Au milieu de tout ça, Robocop peine à exister. Il passe le plus clair de son temps par terre, nécessitant toujours plus de soin et d’attention. Les temps sont durs pour Alex Murphy. Il se sent de plus en plus seul malgré la présence de la fidèle Anne Lewis à ses côtés. Et il se sent aussi de plus en plus tiraillé entre les consignes de l’OCP qu’il doit respecter et son propre jugement, souvent contraire à ses directives. Avec tous ces questionnements, il en deviendrait presque un personnage de réflexion plutôt qu’un personnage d’action. Qu’on se rassure, Fred Dekker lui réserve de nombreuses scènes d’action, la plupart tournant entièrement autour de nouveaux gadgets comme le lance-flamme incorporé ou le jet pack. Par contre, on peut s’interroger sur l’intérêt du cyborg japonais. Présenté comme incontrôlable en milieu urbanisé, la machine aux santiags se révèle très discrète et même facile à mettre hors d’état de nuire. C’est sans doute la raison de l’extrême brièveté des deux combats qui l’opposent à Robocop. Et c’est aussi la source d’une grande frustration. Nous sommes loin de l’affrontement homérique entre les deux machines de Robocop 2. Mais au moins cela a le mérite de respecter le cahier des charges, à savoir un film accessible à tous. Dès lors, contraint de mettre la pédale douce à ses épanchements de violence, Robocop détruit plus les décors qu’il ne tue d’ennemis. Pis, il se redécouvre une fibre paternelle au contact de Nikko, une gamine experte en informatique, à laquelle il dispense son lot de tendres caresses. La nounou de Robocop 2 est revenue mais cette fois-ci sans aucun second degré. On croit rêver. A ce propos, le personnage de la gamine symbolise ce fameux cœur de cible tant convoité par les pontes de Orion allant jusqu’à posséder une réplique de Robocop et de son ennemi juré, ED 209, dans sa chambre. La scène où elle prend le contrôle d’un exemplaire du ED 209 prend alors valeur d’aveu. Ce sont bien les adolescents américains qui dirigent le film.

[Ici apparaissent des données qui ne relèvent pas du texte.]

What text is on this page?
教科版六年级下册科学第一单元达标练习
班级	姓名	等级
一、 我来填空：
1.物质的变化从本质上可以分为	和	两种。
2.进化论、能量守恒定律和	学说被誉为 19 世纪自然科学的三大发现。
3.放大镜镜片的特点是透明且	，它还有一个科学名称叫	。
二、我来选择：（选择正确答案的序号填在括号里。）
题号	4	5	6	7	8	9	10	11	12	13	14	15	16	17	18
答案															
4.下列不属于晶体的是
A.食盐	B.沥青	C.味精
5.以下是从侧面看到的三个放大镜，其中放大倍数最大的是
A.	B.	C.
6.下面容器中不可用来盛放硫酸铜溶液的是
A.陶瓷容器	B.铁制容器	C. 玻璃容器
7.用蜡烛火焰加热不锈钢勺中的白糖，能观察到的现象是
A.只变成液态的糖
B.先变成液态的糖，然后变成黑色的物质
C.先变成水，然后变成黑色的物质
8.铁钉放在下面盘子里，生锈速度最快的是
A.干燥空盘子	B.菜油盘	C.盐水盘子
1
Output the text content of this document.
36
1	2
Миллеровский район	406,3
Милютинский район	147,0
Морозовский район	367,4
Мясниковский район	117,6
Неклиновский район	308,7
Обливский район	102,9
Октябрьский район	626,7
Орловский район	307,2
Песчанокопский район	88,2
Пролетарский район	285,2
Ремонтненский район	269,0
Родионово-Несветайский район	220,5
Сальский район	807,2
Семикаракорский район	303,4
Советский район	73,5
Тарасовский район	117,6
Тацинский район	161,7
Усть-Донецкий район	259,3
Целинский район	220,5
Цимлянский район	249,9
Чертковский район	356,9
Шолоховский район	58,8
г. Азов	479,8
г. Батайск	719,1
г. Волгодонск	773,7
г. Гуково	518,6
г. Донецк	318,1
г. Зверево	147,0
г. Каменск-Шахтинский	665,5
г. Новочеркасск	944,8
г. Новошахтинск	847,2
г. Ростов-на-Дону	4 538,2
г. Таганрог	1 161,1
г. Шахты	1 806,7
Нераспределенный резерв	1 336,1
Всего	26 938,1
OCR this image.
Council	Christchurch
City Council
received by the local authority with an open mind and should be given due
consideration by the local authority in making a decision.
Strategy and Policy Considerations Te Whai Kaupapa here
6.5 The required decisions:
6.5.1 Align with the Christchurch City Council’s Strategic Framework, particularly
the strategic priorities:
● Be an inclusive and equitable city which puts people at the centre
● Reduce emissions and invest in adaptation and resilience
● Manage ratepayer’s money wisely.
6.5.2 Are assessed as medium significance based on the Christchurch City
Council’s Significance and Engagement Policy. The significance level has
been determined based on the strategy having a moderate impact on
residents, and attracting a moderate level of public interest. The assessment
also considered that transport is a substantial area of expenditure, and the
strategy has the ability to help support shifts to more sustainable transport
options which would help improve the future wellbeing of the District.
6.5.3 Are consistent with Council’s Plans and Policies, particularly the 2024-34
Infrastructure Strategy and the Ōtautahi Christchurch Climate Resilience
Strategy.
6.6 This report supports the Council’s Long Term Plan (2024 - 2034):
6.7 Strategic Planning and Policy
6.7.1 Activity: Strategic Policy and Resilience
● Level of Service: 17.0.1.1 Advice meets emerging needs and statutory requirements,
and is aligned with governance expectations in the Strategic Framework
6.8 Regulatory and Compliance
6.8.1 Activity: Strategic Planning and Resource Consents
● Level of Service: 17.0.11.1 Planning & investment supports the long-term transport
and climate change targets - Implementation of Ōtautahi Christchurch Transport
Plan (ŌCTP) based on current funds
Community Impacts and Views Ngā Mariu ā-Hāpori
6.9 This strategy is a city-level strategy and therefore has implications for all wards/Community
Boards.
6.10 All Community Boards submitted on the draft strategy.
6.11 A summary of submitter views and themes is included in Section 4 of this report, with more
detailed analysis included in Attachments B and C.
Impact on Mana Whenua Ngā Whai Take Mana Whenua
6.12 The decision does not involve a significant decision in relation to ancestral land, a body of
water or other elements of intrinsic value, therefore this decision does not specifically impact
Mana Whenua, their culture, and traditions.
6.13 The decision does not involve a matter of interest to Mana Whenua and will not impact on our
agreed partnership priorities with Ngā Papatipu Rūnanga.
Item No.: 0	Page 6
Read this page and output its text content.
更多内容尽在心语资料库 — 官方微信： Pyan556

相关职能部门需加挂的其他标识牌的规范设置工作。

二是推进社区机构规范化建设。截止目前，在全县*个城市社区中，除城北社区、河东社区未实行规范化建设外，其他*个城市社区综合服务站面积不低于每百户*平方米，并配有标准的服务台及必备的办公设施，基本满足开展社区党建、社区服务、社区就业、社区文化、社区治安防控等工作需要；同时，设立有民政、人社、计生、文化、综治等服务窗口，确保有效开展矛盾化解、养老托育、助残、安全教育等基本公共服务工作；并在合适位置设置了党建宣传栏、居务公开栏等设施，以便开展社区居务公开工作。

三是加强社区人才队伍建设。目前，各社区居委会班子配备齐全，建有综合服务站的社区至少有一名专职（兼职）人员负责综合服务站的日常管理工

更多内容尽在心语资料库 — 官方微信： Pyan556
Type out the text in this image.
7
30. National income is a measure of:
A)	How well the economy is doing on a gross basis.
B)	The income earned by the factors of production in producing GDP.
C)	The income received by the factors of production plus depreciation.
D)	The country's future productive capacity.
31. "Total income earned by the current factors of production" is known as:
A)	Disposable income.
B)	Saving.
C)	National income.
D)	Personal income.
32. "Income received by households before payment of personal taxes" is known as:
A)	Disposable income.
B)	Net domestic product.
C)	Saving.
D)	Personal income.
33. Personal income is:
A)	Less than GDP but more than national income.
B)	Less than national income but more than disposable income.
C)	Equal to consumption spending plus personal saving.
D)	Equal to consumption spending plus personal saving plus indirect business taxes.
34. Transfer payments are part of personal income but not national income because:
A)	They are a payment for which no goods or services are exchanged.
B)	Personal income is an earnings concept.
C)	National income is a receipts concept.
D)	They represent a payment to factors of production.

Robocop 3 a connu un destin paradoxal et finalement amplement mérité, il a moins bien marché que ses aînés. A force de vouloir plaire au plus grand nombre, le film n’a attiré personne sauf au Japon. Douce ironie pour un film qui en est totalement dépourvu. Toutefois, le personnage n’a pas dit son dernier mot puisque la télévision canadienne s’est empressée de le récupérer pour décliner la franchise en série. Alors selon l’humeur, on pourra dire que Fred Dekker a dignement lancé la série télévisée (encore moins violente, format oblige) ou définitivement enterré la franchise Robocop.